Livia put a corkscrew to the bottle and twisted it. Winn watched the curl of silver disappear. Her fingers wrapped so tightly around the bottle that her bones stood out under her skin. Winn wanted to tell her she didn’t need to squeeze so hard, wringing the bottle’s neck like she was. He remembered once watching her shatter an ice cream cone in her hand, crying out in surprise at the cold shards of waffle. “I forgot I was holding it,” she had said. “I was thinking of something else.” Why Livia always had to be so forceful, straining when she didn’t need to, was beyond him, but he held his tongue. She clamped the bottle between her knees and pulled until it exclaimed over the loss of its cork.

Two · The Water Bearer

B
efore he became a father, Winn had assumed he would have sons. He had expected Daphne to be a boy, had lain with his ear against Biddy’s pregnant belly and heard male voices echoing down from future lacrosse games and ski trips. He saw a small blue blazer with brass buttons, short hair combed away from a straight part, himself teaching a boy to tie a necktie. He would drive his son to Harvard when the time came and help him carry his bags through the Yard, would greet his son’s roommates and their fathers with hearty handshakes. His son would join the Ophidian Club, and Winn would attend the initiation dinner and drink with the boy who would live his life over again, affirming its correctness at every juncture.

When the screaming ham hock the doctor pulled from between Biddy’s legs turned out to be unmistakably female, all crevices and puffiness, he felt a deep and essential surprise, not only that the child brewing in his wife those nine months was a girl but that he, Winn, possessed the seeds of a feminine anything.
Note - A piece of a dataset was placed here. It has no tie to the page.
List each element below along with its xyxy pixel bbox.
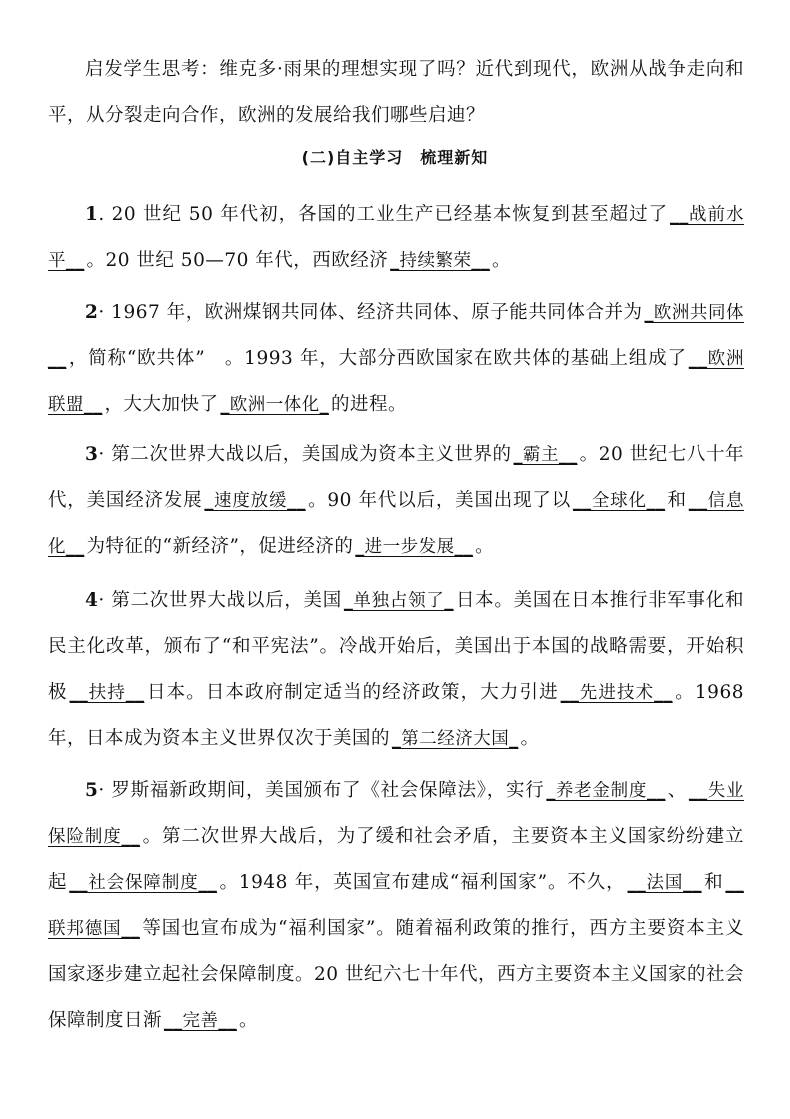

Inside the tangled pipes of his testicular factory there existed, beyond all reason, women. Watching Biddy and Daphne nestle together in the hospital bed, he realized he had been mistaken to think that pregnancy and birth had something to do with him. He had imagined that by impregnating this woman he had ensured she would deliver a son who would go forth and someday impregnate another woman who would, in turn,
have a son, and so on and so forth down the Van Meter line into the misty future. But now, instead, there was this girl-child who would grow breasts and take another man’s name and sprout new branches on an unknown family tree and do all sorts of traitorous things a son would not do. The shifting and swelling of Biddy’s boyish body into a collection of spheroids, the quiet communion she lavished on her belly, her new status with her sisters and her covey of friends—all this should have told him he was standing at the threshold of a club that would not have him. Even though women held out their arms and exclaimed, “You’re going to be a faaa-ther!” he suspected they had seen him all along for what he was: the adjunct, the contributor of additional reporting, the lame duck about to be displaced from the center of his wife’s affections. The surprise should not have been that he had a daughter but that any boys were ever born at all.

When, five years later, Biddy announced she was pregnant for the second time, Winn assumed from the first that the baby would be a girl. The deck was stacked; the game was rigged. Daphne was so staunchly female that the possibility of his and Biddy’s genes being put back in the tumbler and coming out a boy seemed too small to bother with. Biddy gave him the news in bed in the morning, and he kissed her once, hard, and said, “Well!” before going downstairs to sit behind the
Journal
and think about a vasectomy. He was at the kitchen table, staring sightlessly at the pages when he heard the rustling, tinkling sound that announced Daphne. She slid into a chair and sat eating red grapes out of a plastic bag. She wore a piece of crenellated, bejeweled plastic in her hair, and a cloud of pink gauze stood up where her skirt bent against the back of the chair.